Das soll sich bald ändern. Derzeit wird ein Standort für einen Neubau oder ein bestehendes Gebäude für einen Umbau gesucht – und zwar öffentlich. In Inseraten werden Landeigentümer gebeten, geeignete Grundstücke bis Mitte März zu melden. Das erstaunt. Der Kanton Luzern hat sich mit seinen tiefen Firmensteuern als attraktiver Wirtschaftsstandort positioniert und unterstützt Unternehmen, die sich hier ansiedeln wollen – ist aber auf Hilfe angewiesen, wenn es um das Sozialversicherungszentrum geht?
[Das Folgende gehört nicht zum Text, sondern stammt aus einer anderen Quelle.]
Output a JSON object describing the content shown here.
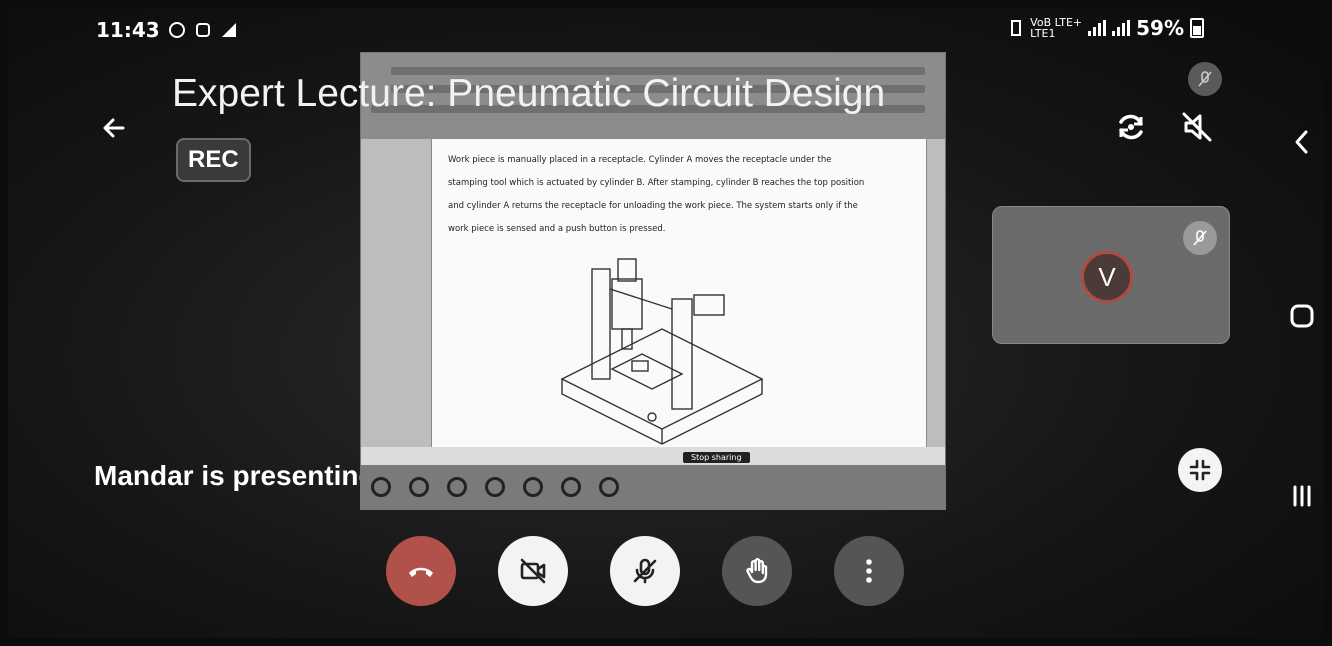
{
  "status_bar": {
    "time": "11:43",
    "network_label_top": "VoB LTE+",
    "network_label_bottom": "LTE1 ",
    "battery": "59%"
  },
  "meeting": {
    "title": "Expert Lecture: Pneumatic Circuit Design",
    "rec_label": "REC",
    "presenting_text": "Mandar is presenting"
  },
  "shared_screen": {
    "paragraph": "Work piece is manually placed in a receptacle. Cylinder A moves the receptacle under the stamping tool which is actuated by cylinder B. After stamping, cylinder B reaches the top position and cylinder A returns the receptacle for unloading the work piece. The system starts only if the work piece is sensed and a push button is pressed.",
    "stop_sharing_label": "Stop sharing"
  },
  "participant": {
    "initial": "V"
  },
  "icons": {
    "back": "arrow-left-icon",
    "flip_camera": "flip-camera-icon",
    "speaker_off": "speaker-off-icon",
    "mic_off": "mic-off-icon",
    "layout": "layout-collapse-icon",
    "end_call": "phone-hangup-icon",
    "camera_off": "camera-off-icon",
    "raise_hand": "hand-icon",
    "more": "more-vertical-icon"
  },
  "colors": {
    "end_call": "#b0524a",
    "avatar_ring": "#b04a40"
  }
}
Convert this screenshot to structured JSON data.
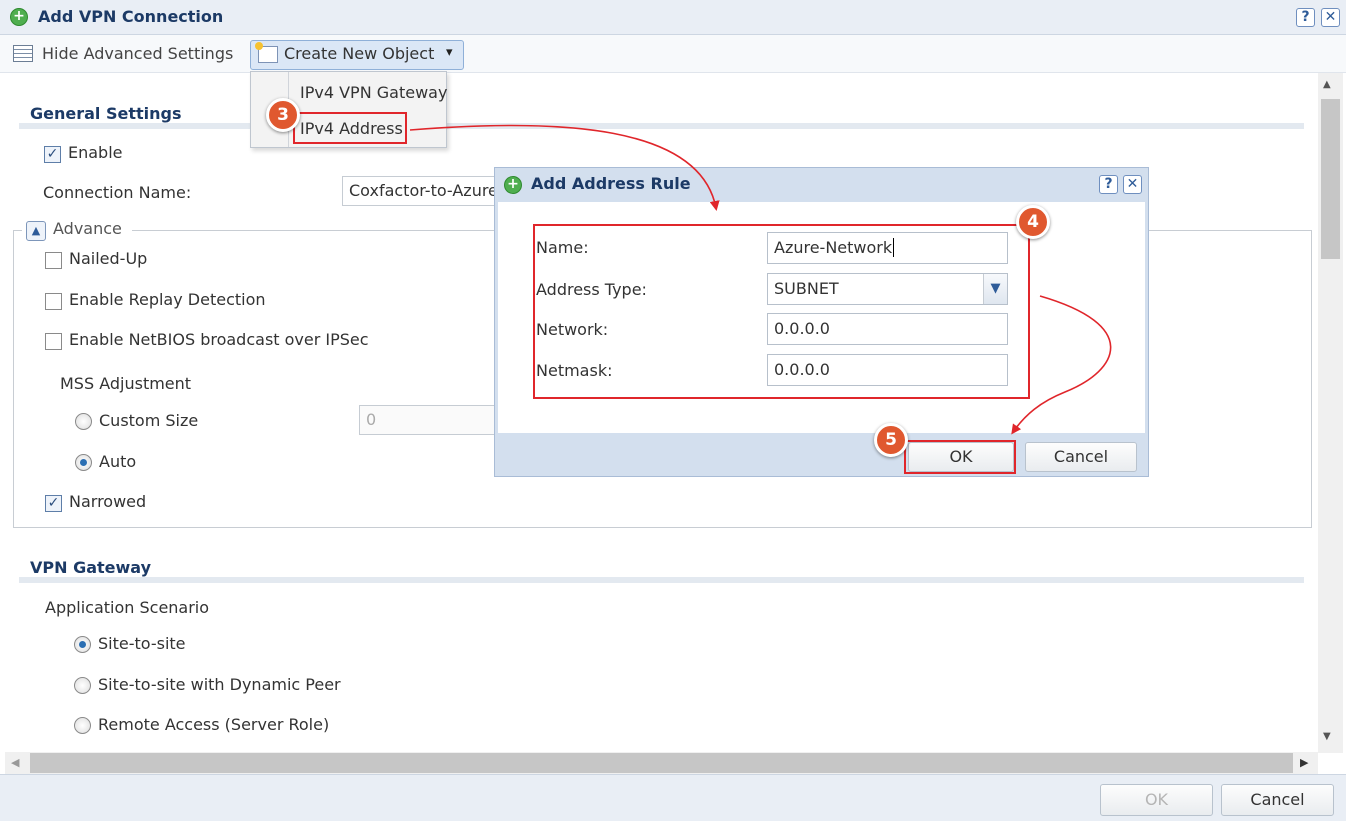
{
  "window": {
    "title": "Add VPN Connection",
    "help": "?",
    "close": "✕"
  },
  "toolbar": {
    "hide_advanced": "Hide Advanced Settings",
    "create_new_object": "Create New Object",
    "caret": "▾"
  },
  "menu": {
    "items": [
      "IPv4 VPN Gateway",
      "IPv4 Address"
    ]
  },
  "general": {
    "title": "General Settings",
    "enable_label": "Enable",
    "enable_checked": true,
    "connection_name_label": "Connection Name:",
    "connection_name_value": "Coxfactor-to-Azure"
  },
  "advance": {
    "title": "Advance",
    "toggle": "▲",
    "nailed_up": "Nailed-Up",
    "replay_detection": "Enable Replay Detection",
    "netbios": "Enable NetBIOS broadcast over IPSec",
    "mss_title": "MSS Adjustment",
    "custom_size": "Custom Size",
    "custom_size_value": "0",
    "auto": "Auto",
    "narrowed": "Narrowed"
  },
  "vpn_gateway": {
    "title": "VPN Gateway",
    "scenario_label": "Application Scenario",
    "options": [
      "Site-to-site",
      "Site-to-site with Dynamic Peer",
      "Remote Access (Server Role)"
    ],
    "selected": "Site-to-site"
  },
  "dialog": {
    "title": "Add Address Rule",
    "help": "?",
    "close": "✕",
    "fields": [
      {
        "label": "Name:",
        "value": "Azure-Network"
      },
      {
        "label": "Address Type:",
        "value": "SUBNET"
      },
      {
        "label": "Network:",
        "value": "0.0.0.0"
      },
      {
        "label": "Netmask:",
        "value": "0.0.0.0"
      }
    ],
    "ok": "OK",
    "cancel": "Cancel",
    "dropdown_arrow": "▼"
  },
  "footer": {
    "ok": "OK",
    "cancel": "Cancel"
  },
  "annotations": {
    "step3": "3",
    "step4": "4",
    "step5": "5",
    "color": "#e0262b"
  },
  "scroll": {
    "up": "▲",
    "down": "▼",
    "left": "◀",
    "right": "▶"
  }
}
Möglichst viele ansprechen

Von diesem Schluss wollen die Verantwortlichen nichts wissen. Dass eine öffentliche Ausschreibung erfolgt, hat seinen Grund nicht darin, dass der Kanton kein geeignetes Grundstück besitzen würde oder die Anforderungen zu hoch wären. Vielmehr erhofft man sich von der öffentlichen Ausschreibung, «einen möglichst grossen Interessentenkreis anzusprechen», wie WAS-Verwaltungsratspräsident und Regierungsrat Guido Graf auf Anfrage sagt. Sowohl Private als auch Kantone und Gemeinden sollen an der Ausschreibung teilnehmen können. 

Denn der Kanton Luzern wird sich finanziell nicht an den Bauarbeiten beteiligen. Diese werden vollumfänglich von der Ausgleichskasse als selbständige öffentlich-rechtliche Institution finanziert und dann dem WAS vermietet. «Aus diesem Grund wurde entschieden, eine vom Kanton unabhängige öffentliche Ausschreibung vorzunehmen», sagt Graf. Der Kanton könne aber bei der Ausschreibung mit einem geeigneten Grundstück teilnehmen. Auch die Wirtschaftsförderung wurde eingeladen, in Frage kommende Angebote einzureichen oder die Ausschreibungsunterlagen an Interessierte weiterzuleiten. 

Nahe an der Stadt, gut erschlossen

Diverse Rückmeldungen seien bereits eingegangen, sagt Guido Graf. Der neue Standort muss Platz bieten für 700 Arbeitsplätze, was laut Inserat mindestens 20’000 Quadratmeter Geschossfläche voraussetzt. Zum Vergleich: Im selben Ausmass ist das Bürogebäude auf dem Stadtluzerner Rösslimatt-Areal geplant. Der fünfstöckige «Bau 745» der «Kunsti» in der Viscosistadt in Emmen umfasst 12’500 Quadratmeter Geschossfläche. 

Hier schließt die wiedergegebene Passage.